Kubernetes path based routing for multiple namespaces

3/26/2018

The environment: I have a kubernetes cluster set up with namespaces for "dev", "sit" and "prod". In each of these namespaces i have multiple services of type:LoadBalancer which target a specific deployment of a dockerised application (i have multiple applications) so i can access each of these by just using the exposed ip address of the service of whichever namespace i want. Example service looks like this an is very simple:

apiVersion: v1
kind: Service
metadata:
  name: application1
spec:
  ports:
  - port: 80
    targetPort: 3000
    protocol: TCP
    name: http
  type: LoadBalancer
  selector:
    app: application1

The problem: I now want to be able to support multiple versions of all applications (ip:/v1/, ip:/v2/ etc) as to allow the users to migrate to the new version when they are ready and i've been trying to implement path-based routing following this guide. I have managed to restructure my architecture so that i have ReplicationControllers and an ingress which looks at the rules of the path to route to the correct service.

This seems to work if i'd only have one exposed service and a single namespace because i only have DNS host names for production environment and want to use the individual ip address of a service for other environments and i can't figure out how to specify the ingress rules for a service which doesn't have a hostname.

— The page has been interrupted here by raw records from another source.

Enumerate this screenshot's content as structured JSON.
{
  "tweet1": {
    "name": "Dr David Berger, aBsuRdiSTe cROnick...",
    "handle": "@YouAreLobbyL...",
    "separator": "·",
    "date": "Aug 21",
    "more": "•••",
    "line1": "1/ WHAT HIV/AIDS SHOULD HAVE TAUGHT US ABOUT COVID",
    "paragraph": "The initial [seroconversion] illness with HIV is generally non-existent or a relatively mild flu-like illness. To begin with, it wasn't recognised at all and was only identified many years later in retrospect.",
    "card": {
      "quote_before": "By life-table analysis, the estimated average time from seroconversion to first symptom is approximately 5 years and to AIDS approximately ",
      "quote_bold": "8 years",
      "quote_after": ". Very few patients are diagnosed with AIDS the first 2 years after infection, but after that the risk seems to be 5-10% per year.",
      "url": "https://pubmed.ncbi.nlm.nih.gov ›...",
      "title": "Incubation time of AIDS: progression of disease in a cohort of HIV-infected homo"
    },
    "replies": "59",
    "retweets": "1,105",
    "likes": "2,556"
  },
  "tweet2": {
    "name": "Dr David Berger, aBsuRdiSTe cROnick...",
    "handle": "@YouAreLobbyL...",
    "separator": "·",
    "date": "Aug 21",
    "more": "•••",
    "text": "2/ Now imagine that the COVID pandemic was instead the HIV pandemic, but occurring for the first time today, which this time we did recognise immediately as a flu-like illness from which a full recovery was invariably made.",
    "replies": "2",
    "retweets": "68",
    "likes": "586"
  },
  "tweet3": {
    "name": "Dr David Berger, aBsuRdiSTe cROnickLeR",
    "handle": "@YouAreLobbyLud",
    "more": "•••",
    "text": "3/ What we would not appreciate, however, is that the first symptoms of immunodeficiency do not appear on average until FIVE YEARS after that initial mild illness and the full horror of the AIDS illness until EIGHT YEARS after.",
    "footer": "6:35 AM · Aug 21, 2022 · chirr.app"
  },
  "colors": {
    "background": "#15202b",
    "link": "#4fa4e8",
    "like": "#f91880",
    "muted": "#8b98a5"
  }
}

I could just have a loadbalancer for every environment and use path based routing to route to each different services for dev and sit which is not ideal because to access any service we'd have to now use something like this ip/application1 and ip/application2 instead of directly using the service ip address of each application. But my biggest problem is that when i followed the guide and created the ingress, replicationController and a service in my SIT namespace it started affecting the loadbalancer services in my other two environments (as i understand the kubernetes would sometimes try to use the nginx controller from SIT environment on my DEV services and therefore would fail, other times it would use the GCE default configuration and would work).

I tried adding the arg "- --watch-namespace=sit" to limit the scope of the ingress controller to only affect sit but it does not seem to work.

-- BroBan
google-cloud-platform
kubernetes
kubernetes-ingress

1 Answer

3/26/2018

I now want to be able to support multiple versions of all applications (ip:/v1/, ip:/v2/ etc.)

That is exactly what Ingress can do, but the problem is that you want to use IP addresses for routing, but Ingress is using DNS names for that.

I think the best way to implement this is to use an Ingress which will handle requests. On GCE Ingress uses the HTTP(S) load balancer. Yes, you will need a DNS name for that, but it will help you to create a routing which you need.
Also, I highly recommend using TLS encryption for connections.
You can check LetsEncrypt to get a free SSL certificate.

So, the solution should like below:

1. Deploy your Services with type "ClusterIP" instead of "LoadBalancer". You can have more than one Service object for an application so you can do it in parallel with your current configuration.
2. Select any namespace (even special one), for instance - "ingress-ns". We need to create there Service objects which will point to your services in other namespaces. Here is an example of a service (let new DNS name be "my.shiny.new.domain"):

kind: Service
apiVersion: v1  
  metadata:
    name: service-v1
    namespace: ingress-ns
 spec:  
   type: ExternalName
   externalName: <service>.<namespace>.svc.cluster.local # here is a service name and namespace of your service with version v1.
  ports:
    - port: 80 

3. Now, we have a namespace with several services which are pointing to different versions of your application in different namespaces. Now, we can create an Ingress object which will create an HTTP(S) Load Balancer on GCE with path-based routing:

apiVersion: extensions/v1beta1
kind: Ingress
metadata:
 name: test
 namespace: ingress-ns
spec:
 rules:
 - host: my.shiny.new.domain
   http:
     paths:
     - path: /v1
       backend:
         serviceName: service-v1
         servicePort: 80
     - path: /v2
       backend:
         serviceName: service-v2
         servicePort: 80

Kubernetes will create a new HTTP(S) balancer with rules you set up in an Ingress object, and you will have an entry point with cross-namespaces path-based routing, and you don't have to use multiple IP addresses for that.

Actually, you can also manage by that ingress your primary version of an application and use your primary domain with "/" path to handle requests to your production version.